IMG_4991Что же мы видим на этой работе, представляющей собой яркий образец жанровой живописи? Композиция довольно проста. Женщина, уже, пожалуй, достигшая самого расцвета своих сил, служанка, стоит у стола в скромно меблированном помещении, скорее всего в кухне. Стены здесь довольно грубо выкрашены белой краской, в стене торчит пара гвоздей, виден след и ещё от одного уже выпавшего их собрата. Перед ней стол, покрытый простой, вылинявшей от многочисленных стирок скатертью. На столе на переднем плане в плетеной корзинке лежит хлеб, чуть дальше на столе ещё куски разломленной булки, между ними лежит кусок ярко-синей ткани в тон переднику молочницы. Дальше стоит синий глазурованный кувшин и еще один широкий глиняный сосуд с двумя ручками. В него молочница переливается молоко из кувшина, который она держит в руках. Сбоку окно, откуда струится свет. На заднем плане на стене висит плетёная корзина, за ней медная лампа (?), на полу стоит маленькая печка-грелка, в которой теплятся угли. Вот и всё. Во время исследования картины при помощи рентгена удалось выяснить, что изначально на стене был размещён ещё один предмет, возможно карта. Но всё-таки автор решил оставить стену просто белой. Возможно, чтобы не перегружать картину лишними смыслами, а возможно, что именно так на белой стене ему было интереснее попробовать отобразить всё многообразие цветов, которые даёт игра дневного света, льющегося из окна, и тени помещения.
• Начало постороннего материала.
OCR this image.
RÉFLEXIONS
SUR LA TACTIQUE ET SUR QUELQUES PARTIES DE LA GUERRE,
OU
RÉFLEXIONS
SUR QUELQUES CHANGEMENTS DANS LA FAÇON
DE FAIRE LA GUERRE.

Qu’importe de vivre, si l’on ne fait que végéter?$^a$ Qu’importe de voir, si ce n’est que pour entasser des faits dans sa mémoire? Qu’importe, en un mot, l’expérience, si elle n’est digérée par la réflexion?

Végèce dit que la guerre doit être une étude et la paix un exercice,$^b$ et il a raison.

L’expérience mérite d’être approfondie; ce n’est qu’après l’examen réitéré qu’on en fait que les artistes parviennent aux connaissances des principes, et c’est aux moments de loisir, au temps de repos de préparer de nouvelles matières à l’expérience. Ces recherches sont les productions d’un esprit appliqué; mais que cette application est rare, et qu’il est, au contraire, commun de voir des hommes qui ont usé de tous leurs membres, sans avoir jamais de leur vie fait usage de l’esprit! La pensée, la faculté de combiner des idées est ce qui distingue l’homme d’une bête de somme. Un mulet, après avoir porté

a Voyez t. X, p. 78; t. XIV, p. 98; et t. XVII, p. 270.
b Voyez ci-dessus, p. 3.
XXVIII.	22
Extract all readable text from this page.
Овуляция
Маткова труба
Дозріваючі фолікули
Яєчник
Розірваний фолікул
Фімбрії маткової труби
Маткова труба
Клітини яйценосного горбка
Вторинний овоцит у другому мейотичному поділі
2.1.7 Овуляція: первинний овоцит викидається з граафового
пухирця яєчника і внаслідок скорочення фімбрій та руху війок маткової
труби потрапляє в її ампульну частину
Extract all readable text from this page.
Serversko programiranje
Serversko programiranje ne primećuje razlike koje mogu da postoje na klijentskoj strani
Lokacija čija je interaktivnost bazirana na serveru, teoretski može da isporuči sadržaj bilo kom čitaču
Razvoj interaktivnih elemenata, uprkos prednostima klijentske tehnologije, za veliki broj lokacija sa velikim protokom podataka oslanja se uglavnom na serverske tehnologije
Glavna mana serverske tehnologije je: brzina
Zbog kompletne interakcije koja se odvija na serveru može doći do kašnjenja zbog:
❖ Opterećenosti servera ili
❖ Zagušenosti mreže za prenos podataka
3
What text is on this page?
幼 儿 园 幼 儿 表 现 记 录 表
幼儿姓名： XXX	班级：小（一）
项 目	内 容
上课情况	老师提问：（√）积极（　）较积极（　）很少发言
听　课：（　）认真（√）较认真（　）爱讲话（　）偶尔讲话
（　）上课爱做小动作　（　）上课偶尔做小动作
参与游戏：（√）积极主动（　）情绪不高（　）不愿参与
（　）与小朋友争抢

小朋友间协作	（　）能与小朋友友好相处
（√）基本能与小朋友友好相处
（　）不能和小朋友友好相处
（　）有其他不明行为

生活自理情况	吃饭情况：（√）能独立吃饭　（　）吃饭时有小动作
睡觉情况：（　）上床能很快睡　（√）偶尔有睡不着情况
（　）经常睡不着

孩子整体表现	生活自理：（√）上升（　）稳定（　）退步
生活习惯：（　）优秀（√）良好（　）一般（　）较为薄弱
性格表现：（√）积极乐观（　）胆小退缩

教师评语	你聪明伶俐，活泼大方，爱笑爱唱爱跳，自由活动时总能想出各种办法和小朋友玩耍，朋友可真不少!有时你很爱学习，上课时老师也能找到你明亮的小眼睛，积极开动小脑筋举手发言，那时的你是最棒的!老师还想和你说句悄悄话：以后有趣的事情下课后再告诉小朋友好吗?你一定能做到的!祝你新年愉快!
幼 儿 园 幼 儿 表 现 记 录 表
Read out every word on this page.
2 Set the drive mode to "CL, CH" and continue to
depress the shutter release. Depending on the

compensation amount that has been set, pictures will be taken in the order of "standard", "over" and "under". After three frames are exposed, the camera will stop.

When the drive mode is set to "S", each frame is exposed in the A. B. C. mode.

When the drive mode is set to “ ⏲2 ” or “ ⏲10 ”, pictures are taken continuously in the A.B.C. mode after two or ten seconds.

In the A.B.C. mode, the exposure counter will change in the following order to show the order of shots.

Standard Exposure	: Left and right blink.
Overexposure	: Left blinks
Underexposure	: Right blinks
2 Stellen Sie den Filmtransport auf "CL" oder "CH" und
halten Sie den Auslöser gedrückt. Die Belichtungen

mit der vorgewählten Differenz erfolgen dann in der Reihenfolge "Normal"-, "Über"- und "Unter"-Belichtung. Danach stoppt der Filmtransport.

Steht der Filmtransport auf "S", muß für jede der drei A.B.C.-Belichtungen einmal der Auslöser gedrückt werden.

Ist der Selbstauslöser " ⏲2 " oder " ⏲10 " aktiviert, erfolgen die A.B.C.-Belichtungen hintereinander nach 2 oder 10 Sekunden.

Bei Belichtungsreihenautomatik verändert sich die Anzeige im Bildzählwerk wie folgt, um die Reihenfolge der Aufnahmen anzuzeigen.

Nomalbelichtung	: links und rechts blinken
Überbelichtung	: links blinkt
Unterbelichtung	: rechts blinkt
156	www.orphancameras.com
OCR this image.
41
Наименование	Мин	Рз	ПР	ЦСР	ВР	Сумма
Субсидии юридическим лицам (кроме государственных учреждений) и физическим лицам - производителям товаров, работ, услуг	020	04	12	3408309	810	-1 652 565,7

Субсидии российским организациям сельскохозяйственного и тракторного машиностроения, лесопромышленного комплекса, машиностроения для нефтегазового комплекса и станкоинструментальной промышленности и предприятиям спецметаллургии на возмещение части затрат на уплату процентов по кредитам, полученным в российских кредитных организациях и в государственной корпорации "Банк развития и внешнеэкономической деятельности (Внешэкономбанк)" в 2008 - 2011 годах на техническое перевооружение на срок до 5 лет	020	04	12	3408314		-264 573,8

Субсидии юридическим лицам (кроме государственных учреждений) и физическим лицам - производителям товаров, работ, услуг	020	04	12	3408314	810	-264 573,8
Но почему же Вермеер признан гением, а эта его работа считается шедевром? Давайте попробуем разобраться. Гениальными художниками принято считать тех, кто смог сказать новое слово в истории живописи. Именно таким словом со стороны Вермеера стала его манера письма. Работал он очень небыстро, создавая за год примерно 2 картины. Но ему удавалось передать удивительный эффект мягкой ворсистости ковра или холодного шелеста шелковой ткани, нежной шероховатости деревянной мебели или, как в данном случае, воздушной мягкости свежеиспеченного хлеба. Каким образом добивался он подобного ощущения? А дело в том, что пишет он очень мелкими мазками, а иногда просто точками. Макает кисть в краску и ставит точку. Точки же, сливаясь, создают очень живое ощущение фактуры. Настолько живое, что кажется ещё немного и можно будет почувствовать запах этого свежего, только что разломленного на куски хлеба. А иногда они создают ещё один поразительный по своей силе эффект мелко-мелко искрящегося отраженного света. До него так не делал никто. И ещё интересный нюанс. Если внимательно присмотреться, то можно заметить, что с одной стороны, той, что расположена дальше от окна, фигура женщины обведена тоненькой белой линией. Словно свет, идущий из окна, вырываясь из её тени максимально концентрируется, отражаясь от белой стены. И это создает дополнительный объем в картине.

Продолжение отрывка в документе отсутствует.